Reasons for migration among doctors and medical students have been assessed in several sending EU countries [25], [26], [27], [28], [29]. Despite the differences in economic status and wages among countries [30], it has been reported that salary disparities, while being one of the main reasons for doctors’ migration to Europe, are closely followed by training and career opportunities, workload disbalance and work environment [26,29,[31], [32], [33], [34], [35], [36]]. This spectrum of reasons supports the argument by Vujicic et al. that salary differences alone may not be the main drivers in healthcare staff migration and that working and living conditions and tailored training policies are important variables (24).
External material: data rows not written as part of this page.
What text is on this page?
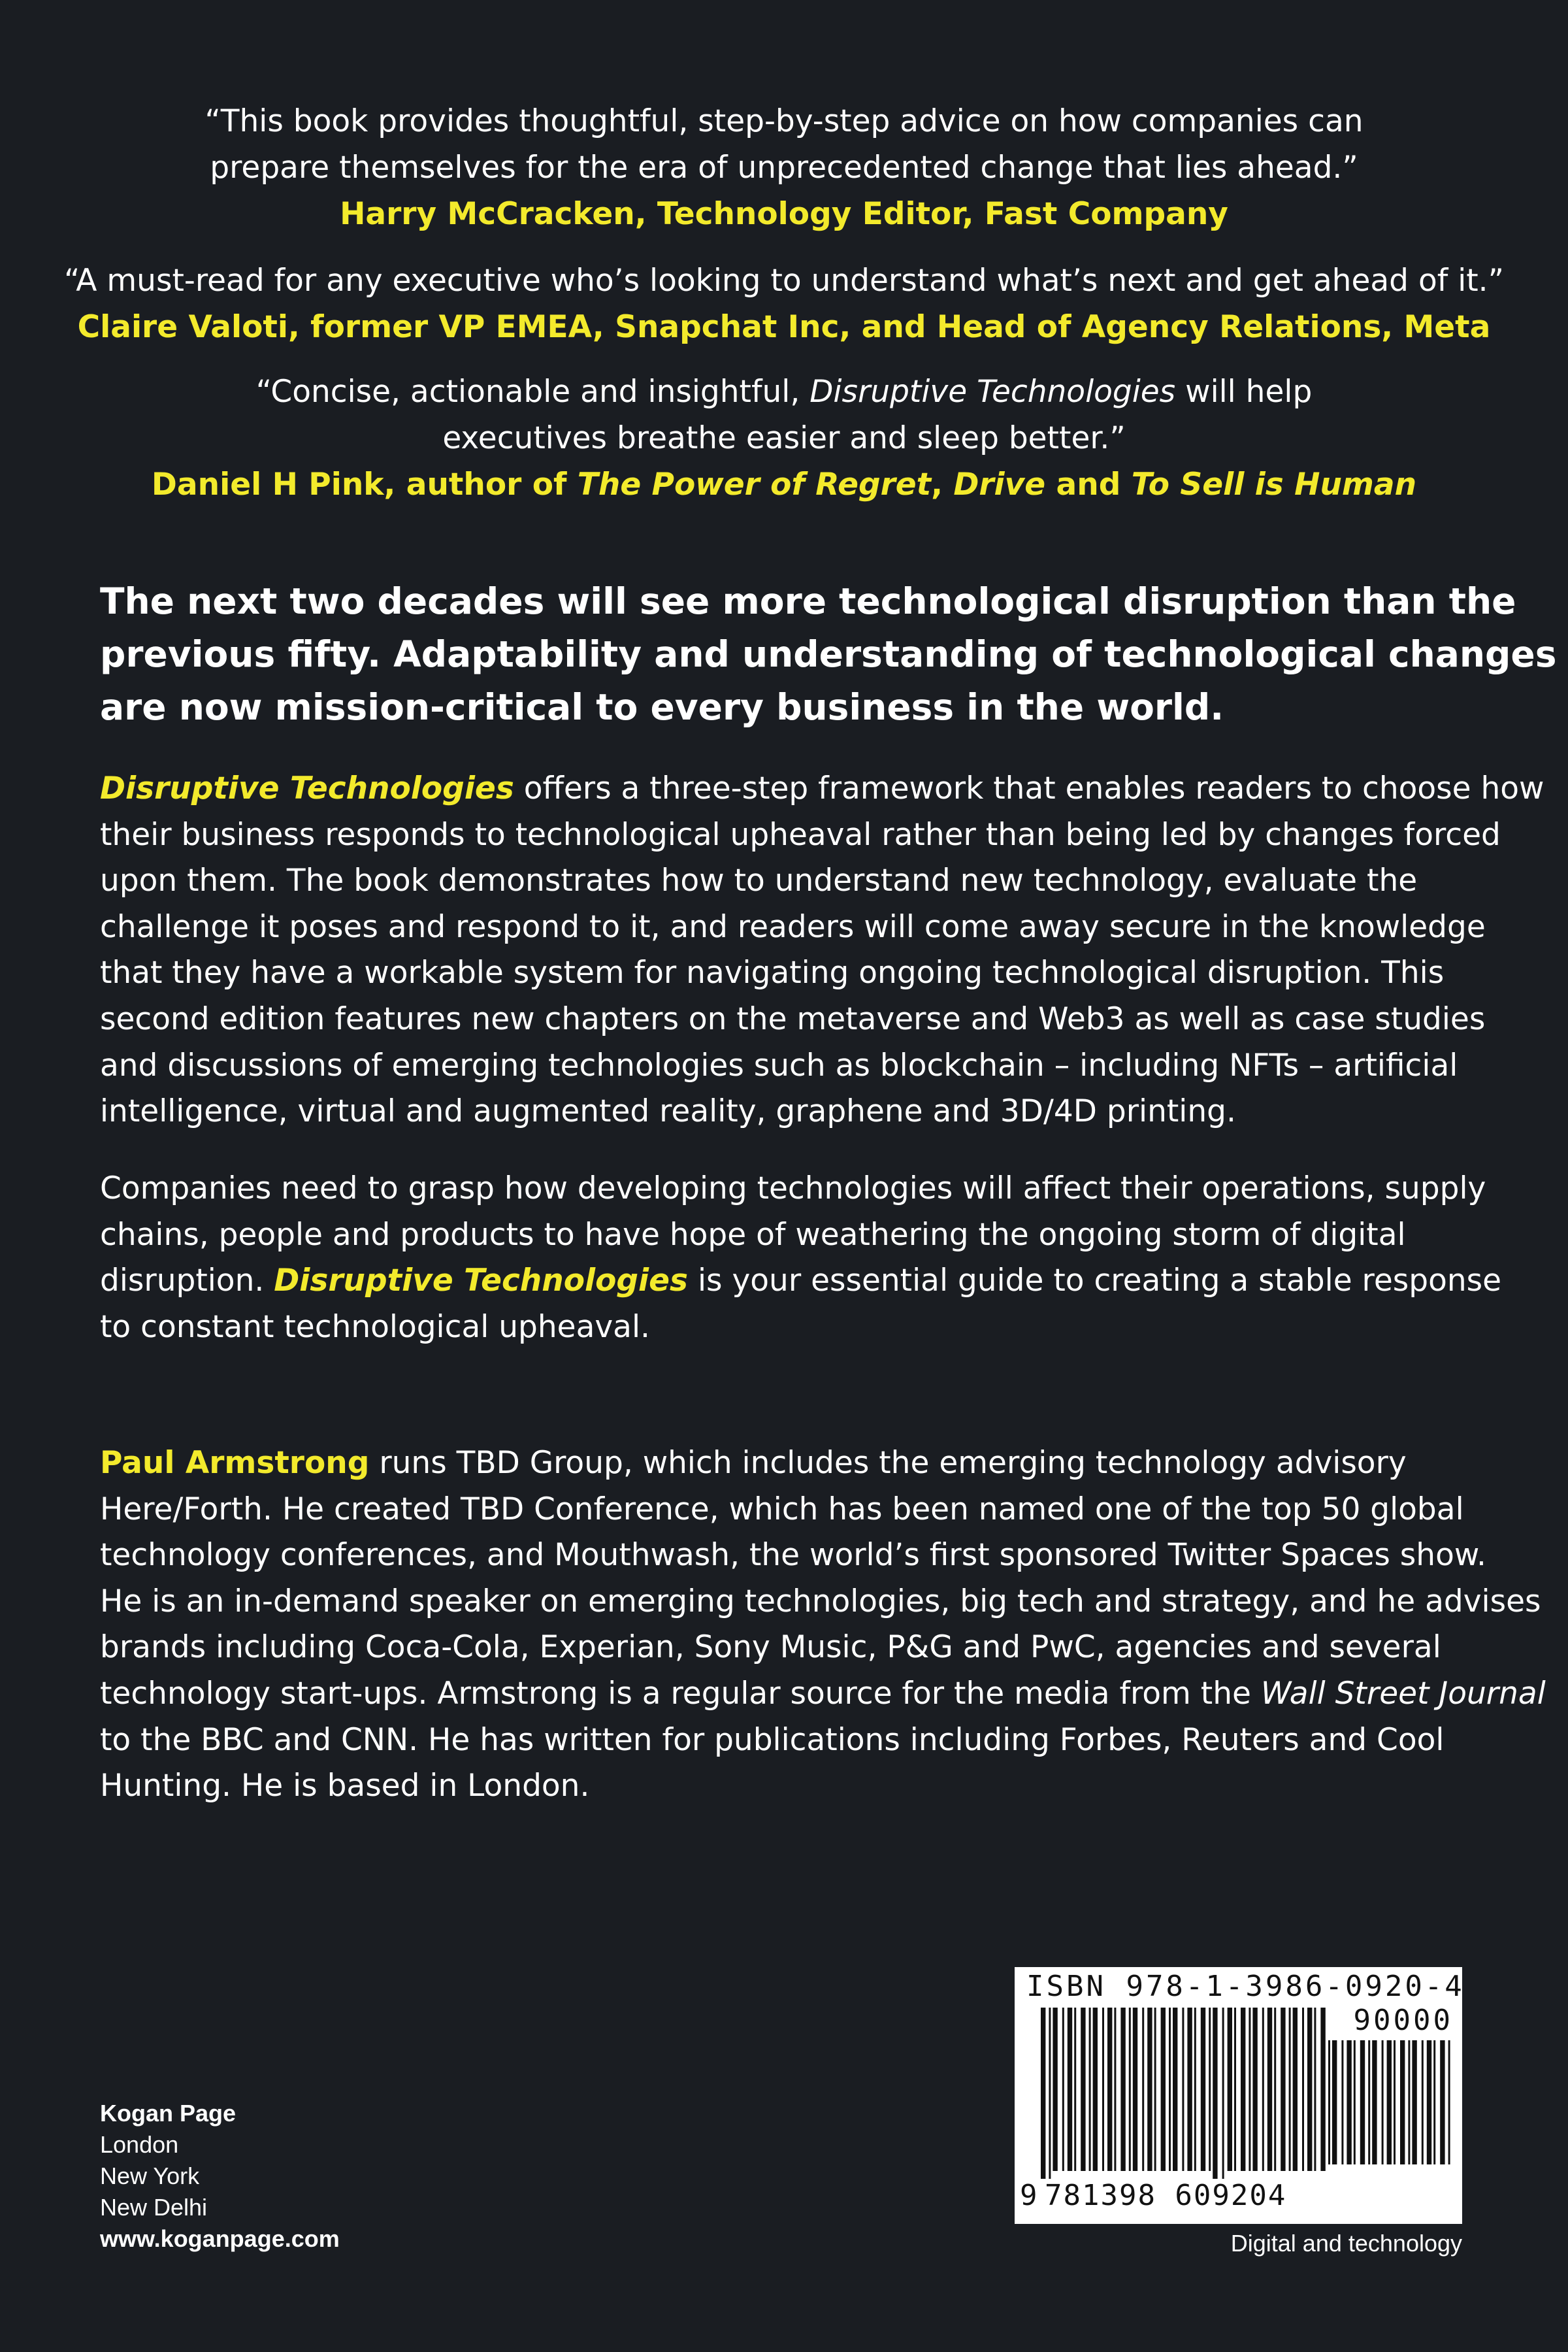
“This book provides thoughtful, step-by-step advice on how companies can
prepare themselves for the era of unprecedented change that lies ahead.”
Harry McCracken, Technology Editor, Fast Company
“A must-read for any executive who’s looking to understand what’s next and get ahead of it.”
Claire Valoti, former VP EMEA, Snapchat Inc, and Head of Agency Relations, Meta
“Concise, actionable and insightful, Disruptive Technologies will help
executives breathe easier and sleep better.”
Daniel H Pink, author of The Power of Regret, Drive and To Sell is Human
The next two decades will see more technological disruption than the
previous fifty. Adaptability and understanding of technological changes
are now mission-critical to every business in the world.
Disruptive Technologies offers a three-step framework that enables readers to choose how
their business responds to technological upheaval rather than being led by changes forced
upon them. The book demonstrates how to understand new technology, evaluate the
challenge it poses and respond to it, and readers will come away secure in the knowledge
that they have a workable system for navigating ongoing technological disruption. This
second edition features new chapters on the metaverse and Web3 as well as case studies
and discussions of emerging technologies such as blockchain – including NFTs – artificial
intelligence, virtual and augmented reality, graphene and 3D/4D printing.
Companies need to grasp how developing technologies will affect their operations, supply
chains, people and products to have hope of weathering the ongoing storm of digital
disruption. Disruptive Technologies is your essential guide to creating a stable response
to constant technological upheaval.
Paul Armstrong runs TBD Group, which includes the emerging technology advisory
Here/Forth. He created TBD Conference, which has been named one of the top 50 global
technology conferences, and Mouthwash, the world’s first sponsored Twitter Spaces show.
He is an in-demand speaker on emerging technologies, big tech and strategy, and he advises
brands including Coca-Cola, Experian, Sony Music, P&G and PwC, agencies and several
technology start-ups. Armstrong is a regular source for the media from the Wall Street Journal
to the BBC and CNN. He has written for publications including Forbes, Reuters and Cool
Hunting. He is based in London.
Kogan Page
London
New York
New Delhi
www.koganpage.com
ISBN 978-1-3986-0920-4
90000
9 781398 609204
Digital and technology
Regarding non-economic factors, poor workplace well-being, burnout and bullying are associated with decreased patient safety [37], [38], [39]. The effects of poor physician well-being, bullying, and ineffective leadership models in healthcare have been increasingly reported and discussed worldwide [40], [41], [42], [43], [44], [45], [46], [47], [48]. Their impact on migration, however, has not yet been widely studied. Burnout has been recently found as one of the reasons doctors emigrate from Hungary [36].

A few studies have assessed healthcare staff migration intentions in Lithuania since 2004 [49], [50], [51]. In 2018, in addition to economic reasons, doctors’ perceived low social worth and unacceptable workplace climate were predictors for emigration among doctors and medical students in Lithuania [51]. Recently, Aranauskas et al. found the severity of burnout was linked to the workload among healthcare staff in Lithuania [52]. However, to our knowledge, emigration intentions have only been investigated among Lithuanian doctors practising in Lithuania.

The purpose of this study was to assess why Lithuanian doctors practising abroad (including board-certified physicians and doctors in training) chose to leave the country and the factors that would favour their return.